Publicado em Notícias por em 11 de setembro de 2021

Anchieta Santos calou o rádio sertanejo. Para mim, que com ele convivi na busca incessante da notícia, era o Assum Preto eternizado na canção de Luiz Gonzaga. No lugar do canto triste do pássaro gonzaguiano, o canto dele trazia a dor em forma de notícias como tribuno de uma gente sofrida, esquecida pela grande mídia. Anchieta era tão Sertão que cheirava a bode.

Em mensagem ao blog, o jornalista Fernando Castilho, colunista do JC, ouvinte de Anchieta nas manhãs de Geraldo Freire, disse que a voz de Anchieta no rádio era a que mais identificava o Sertão. “Era tão forte, tão marcante que mesmo quando ele narrava que as chuvas inundavam as pequenas cidades da região, a gente percebia sua alegria em ver o Nordeste chovido. Era a marca mais forte do jornalismo rural. Tão forte que a gente se emocionava quando ele dizia “Rádio Jornal, Rádio Notícia”, narrou Castilho.

Já ouvi que quem não tem amor próprio, não será capaz de amar ninguém. O amor de Anchieta pelo que fazia era visível, latente paixão. Na defesa da sua gente, ao invés das interrogações, vinha com as soluções, abria janelas. Só não enxergavam os insensíveis de coração duro, que nunca souberam o que é morte e vida Severina, que nunca viram um rosto triste clamar por um copo de água para matar a sede.

O que será do Sertão a partir de agora, sem aquele vozeirão que transmitia tanta emoção? Sou da geração de Anchieta em Afogados da Ingazeira. Antes mesmo de me converter ao jornalismo, era seu ouvinte, já ouvia sua voz estridente em comícios que animava. Na semana passada, quando fui informado que Anchieta havia sido transferido do Hospital da Restauração, no Recife, para o Emília Câmara, em Afogados, desconfiei que Deus havia feito o chamamento dele para a morada eterna.

Vai-se o nosso Assum Preto, fica impregnado em todos nós um dos seus ensinamentos: fazer rádio é um eterno vício para quem verdadeiramente nasceu radialista. No céu, Anchieta vai adentrar com a certeza de que, aqui na terra, exerceu o seu ofício de bom grado ao Senhor.  Teve o dom de transformar guerra em paz, paz em guerra. Conduziu pensamentos, interpretou ações na fina alquimia de transformar teoria em prática, idiomas em horizontal entendimento.

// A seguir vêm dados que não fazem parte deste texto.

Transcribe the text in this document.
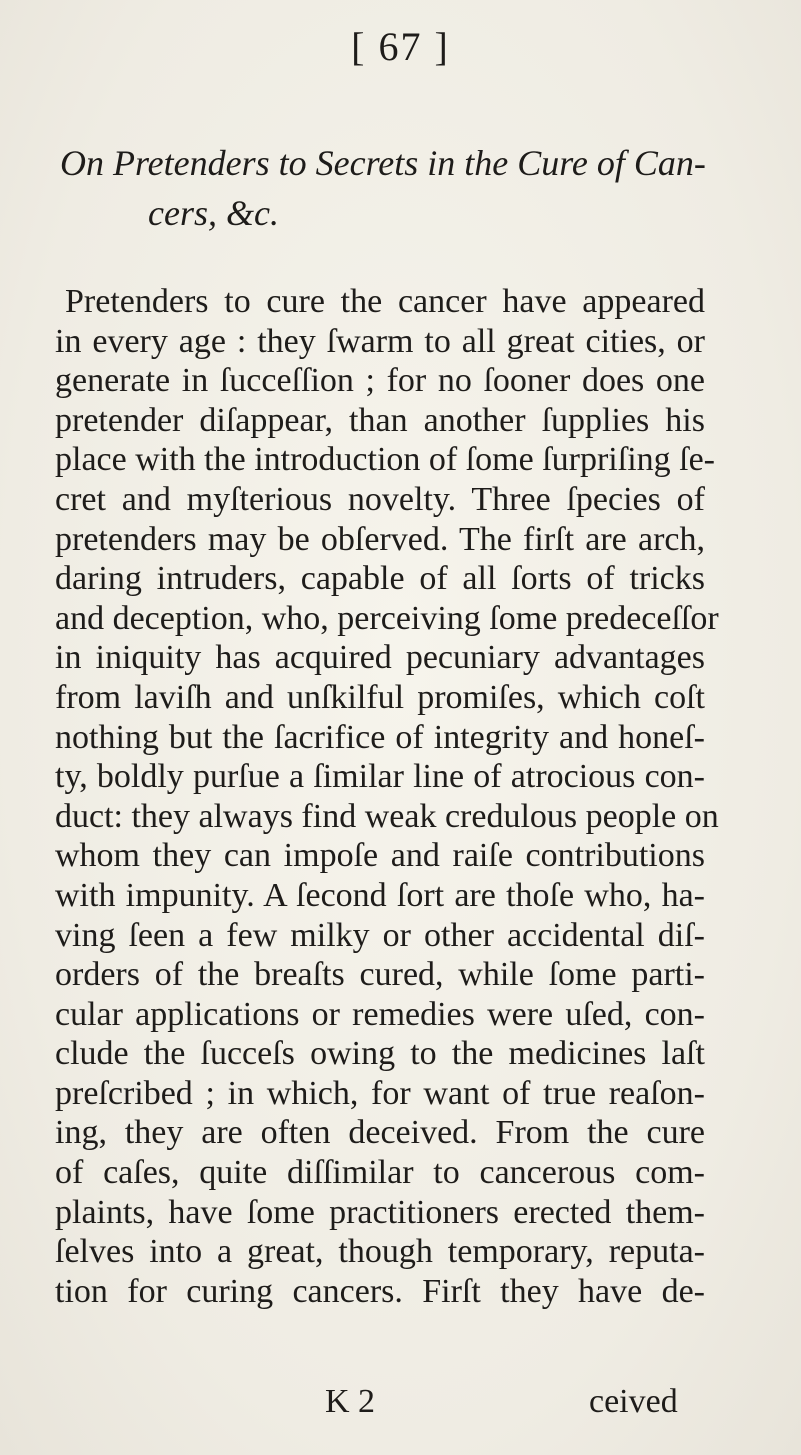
[ 67 ]
On Pretenders to Secrets in the Cure of Can-
cers, &c.
Pretenders to cure the cancer have appeared
in every age : they ſwarm to all great cities, or
generate in ſucceſſion ; for no ſooner does one
pretender diſappear, than another ſupplies his
place with the introduction of ſome ſurpriſing ſe-
cret and myſterious novelty. Three ſpecies of
pretenders may be obſerved. The firſt are arch,
daring intruders, capable of all ſorts of tricks
and deception, who, perceiving ſome predeceſſor
in iniquity has acquired pecuniary advantages
from laviſh and unſkilful promiſes, which coſt
nothing but the ſacrifice of integrity and honeſ-
ty, boldly purſue a ſimilar line of atrocious con-
duct: they always find weak credulous people on
whom they can impoſe and raiſe contributions
with impunity. A ſecond ſort are thoſe who, ha-
ving ſeen a few milky or other accidental diſ-
orders of the breaſts cured, while ſome parti-
cular applications or remedies were uſed, con-
clude the ſucceſs owing to the medicines laſt
preſcribed ; in which, for want of true reaſon-
ing, they are often deceived. From the cure
of caſes, quite diſſimilar to cancerous com-
plaints, have ſome practitioners erected them-
ſelves into a great, though temporary, reputa-
tion for curing cancers. Firſt they have de-
K 2	ceived
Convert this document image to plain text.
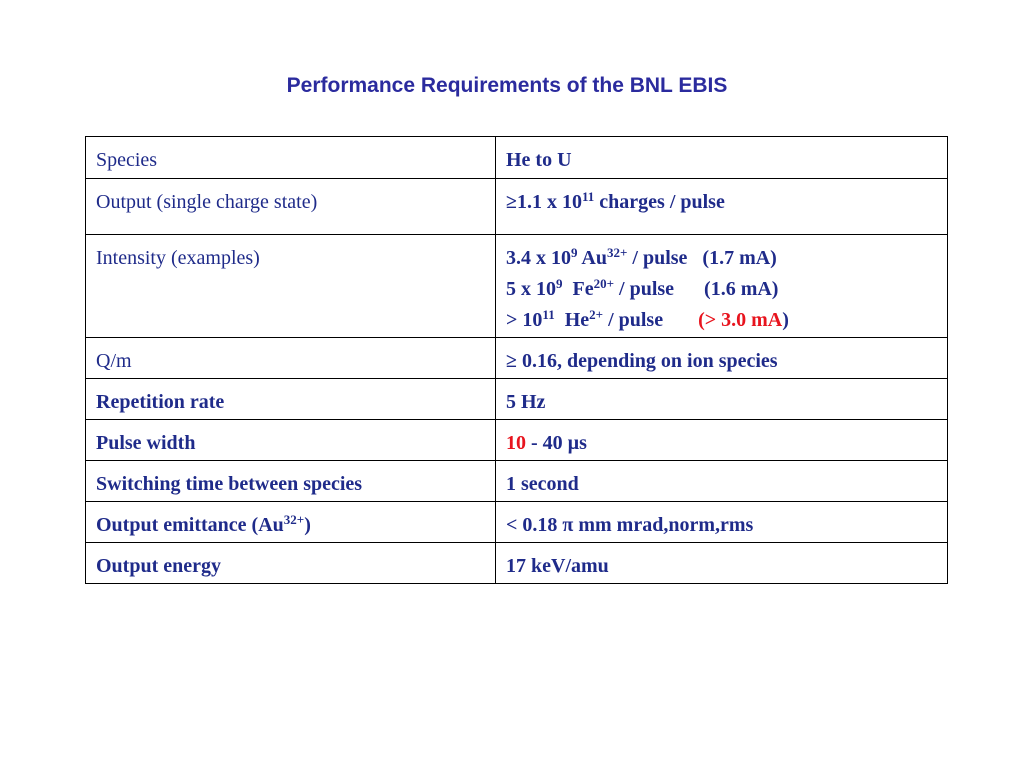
Performance Requirements of the BNL EBIS
Species	He to U
Output (single charge state)	≥1.1 x $10^{11}$ charges / pulse
Intensity (examples)	3.4 x $10^9$ $Au^{32+}$ / pulse   (1.7 mA)
5 x $10^9$  $Fe^{20+}$ / pulse      (1.6 mA)
> $10^{11}$  $He^{2+}$ / pulse       (> 3.0 mA)

Q/m	≥ 0.16, depending on ion species
Repetition rate	5 Hz
Pulse width	10 - 40 µs
Switching time between species	1 second
Output emittance $(Au^{32+})$	< 0.18 π mm mrad,norm,rms
Output energy	17 keV/amu
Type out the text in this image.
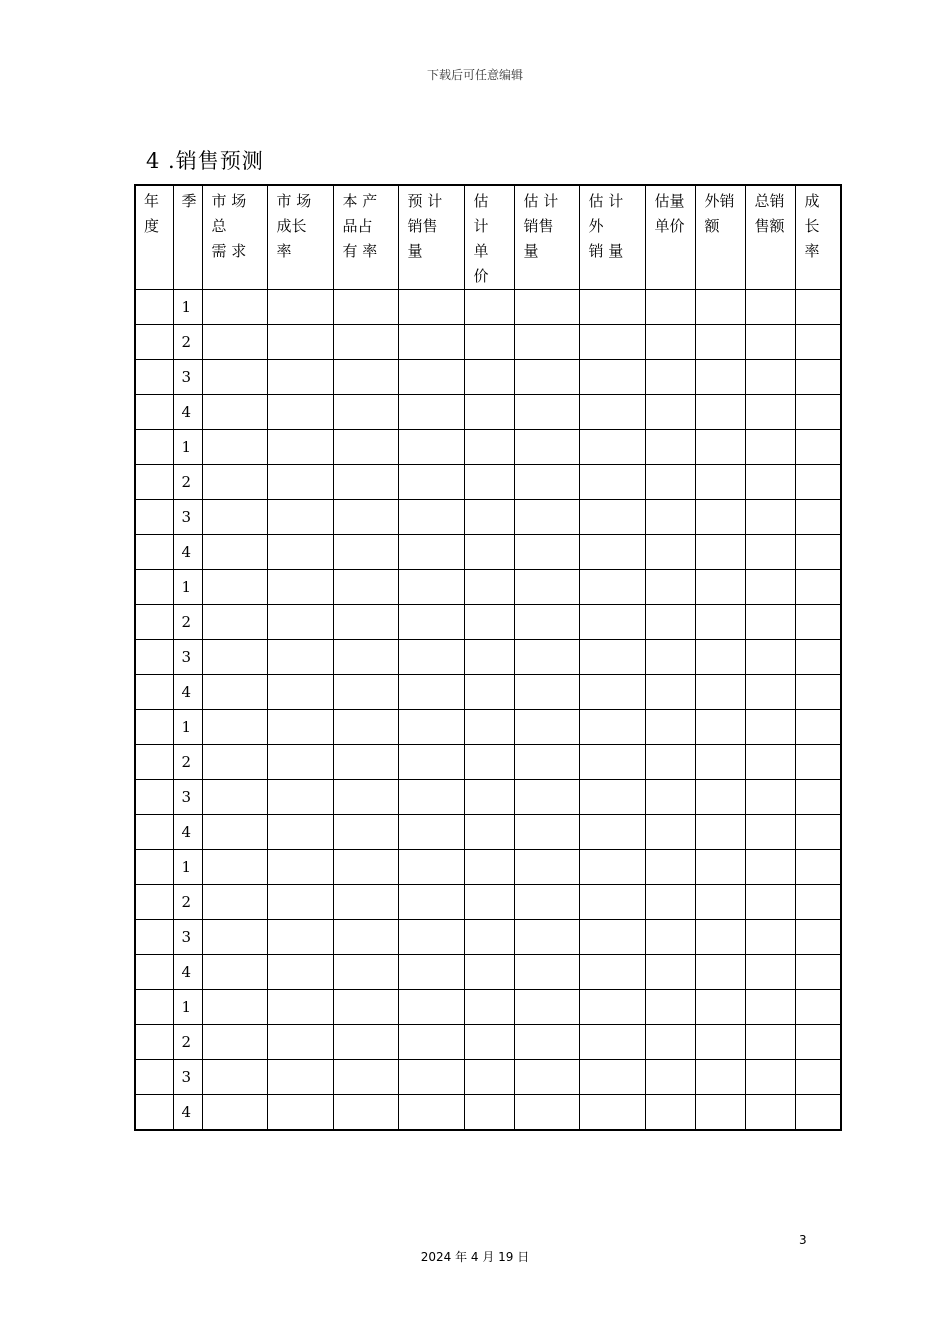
下载后可任意编辑
4 .销售预测
年
度	季	市 场
总
需 求	市 场
成长
率	本 产
品占
有 率	预 计
销售
量	估
计
单
价	估 计
销售
量	估 计
外
销 量	估量
单价	外销
额	总销
售额	成
长
率

	1											
	2											
	3											
	4											
	1											
	2											
	3											
	4											
	1											
	2											
	3											
	4											
	1											
	2											
	3											
	4											
	1											
	2											
	3											
	4											
	1											
	2											
	3											
	4											
3
2024 年 4 月 19 日
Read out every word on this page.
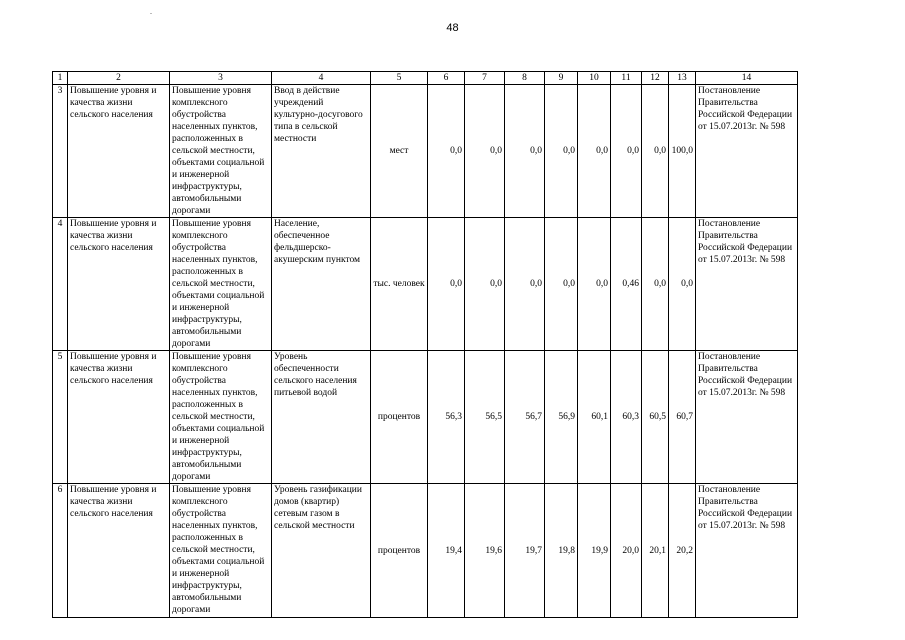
48
1	2	3	4	5	6	7	8	9	10	11	12	13	14
3	Повышение уровня и качества жизни сельского населения	Повышение уровня комплексного обустройства населенных пунктов, расположенных в сельской местности, объектами социальной и инженерной инфраструктуры, автомобильными дорогами	Ввод в действие учреждений культурно-досугового типа в сельской местности	мест	0,0	0,0	0,0	0,0	0,0	0,0	0,0	100,0	Постановление Правительства Российской Федерации от 15.07.2013г. № 598
4	Повышение уровня и качества жизни сельского населения	Повышение уровня комплексного обустройства населенных пунктов, расположенных в сельской местности, объектами социальной и инженерной инфраструктуры, автомобильными дорогами	Население, обеспеченное фельдшерско-акушерским пунктом	тыс. человек	0,0	0,0	0,0	0,0	0,0	0,46	0,0	0,0	Постановление Правительства Российской Федерации от 15.07.2013г. № 598
5	Повышение уровня и качества жизни сельского населения	Повышение уровня комплексного обустройства населенных пунктов, расположенных в сельской местности, объектами социальной и инженерной инфраструктуры, автомобильными дорогами	Уровень обеспеченности сельского населения питьевой водой	процентов	56,3	56,5	56,7	56,9	60,1	60,3	60,5	60,7	Постановление Правительства Российской Федерации от 15.07.2013г. № 598
6	Повышение уровня и качества жизни сельского населения	Повышение уровня комплексного обустройства населенных пунктов, расположенных в сельской местности, объектами социальной и инженерной инфраструктуры, автомобильными дорогами	Уровень газификации домов (квартир) сетевым газом в сельской местности	процентов	19,4	19,6	19,7	19,8	19,9	20,0	20,1	20,2	Постановление Правительства Российской Федерации от 15.07.2013г. № 598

Poeta dos bons, Ademar Rafael, amigo comum de Anchieta, fez um versinho que sintetiza a dor que estamos sofrendo:

“Para amigos, uma pluma

Para corruptos, cascudo.

Para pobres e excluídos

Foi a voz, foi o escudo.

Os seus exemplos são tantos

Morreu ANCHIETA SANTOS

O meu rádio fica mudo”.

Viva Anchieta Santos!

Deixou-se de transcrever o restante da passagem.